Video Conferencing (Image: Shutterstock.com)

Law firms are rolling out creative well-being initiatives in the midst of global industry disruption, as they attempt to keep morale up among their ranks as the majority of their people work remotely.

Employee wellbeing initiatives including virtual drinks, online tournaments and photo challenges. It comes as the large majority of lawyers have started working from home as the U.K. government advises against all but essential travel.

A number of firms have rolled out virtual drinks and mealtimes, where employees can join video non-work-related video conferences to socialise.

Speaking to Law.com International, King & Spalding employment partner Jules Quinn said: “Initiatives can be big or small, but sometimes it is the smallest things – such as raising a smile or allowing people to switch off from work for five minutes – that can make a major difference to morale.”

A spokesperson for King & Spalding said that it had introduced a “virtual drinks trolley” – a social dial-in to replace its usual Friday drinks trolley in the London office. DWF has a similar “Friday Fridigital” where staff can chat about their work-from-home experiences, as well as Sunday brunch for staff spending the weekend alone.

Osborne Clarke meanwhile has introduced virtual lunches – or “vunches” – as well as virtual coffees, while Fieldfisher has “virtual happy hours”. Both firms have rolled out the measures across their global offices.

A Simmons & Simmons spokesperson said its Milan office has a Skype call at the end of each day where employees are encouraged to bring along a drink and a snack and to share what has been happening that day.

The spokesperson added: “It’s important that we still offer our people the chance to socialise as teams – even if done remotely.”

Outside of digital dining, other law firms have laid on challenges and activities for staff. Hogan Lovells, Fieldfisher, Travers Smith and Osborne Clarke have asked staff to send in photos of their home office or pets at work.

King & Spalding is running quizzes as well as a photo and meme competition where staff try and sum up their day’s experience in a picture

DWF is also organising what it calls #DailyNanoChallenge to keep its people entertained. The challenge involves people taking a picture of something at home that they are proud of and share it on social network platform Yammer.

Meanwhile at Taylor Wessing, some staff are taking inspiration from U.K. television programme Saturday Kitchen to organise their own morning ‘Omlette challenge’ where participants have to make a three-egg omlette as fast as possible, according to a firm spokesperson.

Meanwhile at Fieldfisher, lawyers have been organising app-based scrabble tournaments as well as group book clubs and Spotify playlists for staff to tune in to, according to a firm spokesperson. A Simmons & Simmons spokesperson said the firm is organising a “virtual yoga class” commencing next week.

Travers Smith had a virtual quiz over Skype on Friday for its business development team, according to the firm, and a spokesperson for Gowling said its popular knitting group has moved online. According to a tweet by Linklaters Choir conductor  Jeremy Haneman, the Magic Circle singing group has also held online sessions.

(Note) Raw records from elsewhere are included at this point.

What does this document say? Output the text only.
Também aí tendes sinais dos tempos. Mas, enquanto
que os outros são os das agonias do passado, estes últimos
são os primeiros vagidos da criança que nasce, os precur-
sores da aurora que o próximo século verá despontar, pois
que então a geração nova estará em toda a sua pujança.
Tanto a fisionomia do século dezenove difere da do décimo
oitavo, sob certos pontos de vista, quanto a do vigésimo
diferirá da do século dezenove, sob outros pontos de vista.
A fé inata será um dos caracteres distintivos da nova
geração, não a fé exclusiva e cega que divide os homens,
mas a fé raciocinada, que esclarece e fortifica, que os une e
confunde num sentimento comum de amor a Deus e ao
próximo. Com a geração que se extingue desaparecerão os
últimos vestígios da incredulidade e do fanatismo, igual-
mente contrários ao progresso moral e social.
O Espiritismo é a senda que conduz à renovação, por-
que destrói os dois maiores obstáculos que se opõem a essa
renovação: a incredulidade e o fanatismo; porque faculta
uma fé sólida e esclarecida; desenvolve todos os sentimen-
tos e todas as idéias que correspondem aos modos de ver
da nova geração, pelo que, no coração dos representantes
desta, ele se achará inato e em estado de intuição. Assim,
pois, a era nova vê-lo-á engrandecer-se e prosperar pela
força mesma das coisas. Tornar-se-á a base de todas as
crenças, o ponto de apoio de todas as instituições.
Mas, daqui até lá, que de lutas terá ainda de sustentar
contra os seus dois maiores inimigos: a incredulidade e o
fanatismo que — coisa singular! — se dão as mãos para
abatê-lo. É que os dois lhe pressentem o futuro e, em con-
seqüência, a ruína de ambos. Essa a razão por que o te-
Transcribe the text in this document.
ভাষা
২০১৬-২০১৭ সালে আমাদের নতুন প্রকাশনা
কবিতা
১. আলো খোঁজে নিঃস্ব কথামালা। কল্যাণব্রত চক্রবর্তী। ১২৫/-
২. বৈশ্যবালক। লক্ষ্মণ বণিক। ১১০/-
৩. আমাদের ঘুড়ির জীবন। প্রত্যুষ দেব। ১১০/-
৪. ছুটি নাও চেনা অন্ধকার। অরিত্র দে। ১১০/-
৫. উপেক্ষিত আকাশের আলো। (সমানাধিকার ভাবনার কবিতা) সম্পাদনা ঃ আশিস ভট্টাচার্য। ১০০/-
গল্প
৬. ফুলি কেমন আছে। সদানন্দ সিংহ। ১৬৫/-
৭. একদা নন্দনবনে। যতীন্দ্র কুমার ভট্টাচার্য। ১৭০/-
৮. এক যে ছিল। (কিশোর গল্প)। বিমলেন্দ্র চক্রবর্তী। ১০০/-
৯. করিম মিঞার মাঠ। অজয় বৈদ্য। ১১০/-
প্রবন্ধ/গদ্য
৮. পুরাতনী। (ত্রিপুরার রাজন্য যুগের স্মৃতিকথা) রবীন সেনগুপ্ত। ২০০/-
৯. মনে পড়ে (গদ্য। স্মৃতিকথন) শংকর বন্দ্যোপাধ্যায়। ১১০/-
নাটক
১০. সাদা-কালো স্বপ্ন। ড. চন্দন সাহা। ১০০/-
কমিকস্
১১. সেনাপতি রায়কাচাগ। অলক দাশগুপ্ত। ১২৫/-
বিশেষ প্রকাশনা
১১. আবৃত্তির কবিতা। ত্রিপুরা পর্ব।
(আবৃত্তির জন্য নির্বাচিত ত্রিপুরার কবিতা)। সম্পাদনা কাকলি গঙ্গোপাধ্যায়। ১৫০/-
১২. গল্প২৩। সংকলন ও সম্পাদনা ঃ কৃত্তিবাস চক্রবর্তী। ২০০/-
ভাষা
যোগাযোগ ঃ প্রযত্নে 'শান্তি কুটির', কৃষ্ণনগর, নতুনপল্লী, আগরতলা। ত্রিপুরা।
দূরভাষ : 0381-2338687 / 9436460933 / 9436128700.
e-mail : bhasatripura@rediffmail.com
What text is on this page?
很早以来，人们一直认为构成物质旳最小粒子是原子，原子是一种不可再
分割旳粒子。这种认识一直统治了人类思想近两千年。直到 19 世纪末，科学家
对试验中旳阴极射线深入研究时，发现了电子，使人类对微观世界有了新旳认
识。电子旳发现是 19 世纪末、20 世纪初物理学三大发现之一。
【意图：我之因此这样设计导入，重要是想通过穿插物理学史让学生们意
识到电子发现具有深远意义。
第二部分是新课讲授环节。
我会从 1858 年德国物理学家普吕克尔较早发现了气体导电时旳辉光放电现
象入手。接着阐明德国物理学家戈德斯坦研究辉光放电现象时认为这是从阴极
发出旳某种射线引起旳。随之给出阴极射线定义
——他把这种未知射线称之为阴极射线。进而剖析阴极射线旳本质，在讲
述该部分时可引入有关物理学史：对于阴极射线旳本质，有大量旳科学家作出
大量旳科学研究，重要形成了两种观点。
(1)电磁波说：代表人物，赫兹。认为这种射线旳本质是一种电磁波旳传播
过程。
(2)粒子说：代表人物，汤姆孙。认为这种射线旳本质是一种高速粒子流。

Managing partner Michael Chissick told Legal Week that such actions were “very important to keep up morale.”

He added in a statement: “This is a new world – the first time the whole firm is working from home – and it’ll take time for everyone to adjust.  We get that everyone is dealing with stressful situations whether its illness or childcare etc. So we’re really stressing the need for lots of one-to-ones, using video but also doing fun things like remote happy hours.” 

Similarly, Lorna Gavin, Gowling’s head of diversity, inclusion and corporate responsibility, said: “Staying connected is vital and that’s the case for everything from the fun stuff to the key topics of supporting colleagues who are struggling with their mental ill-health and those who may be enduring domestic abuse.

“We have been overwhelmed with how much people are coming together and helping each other as we adjust to this new and unwelcome ‘normal’.”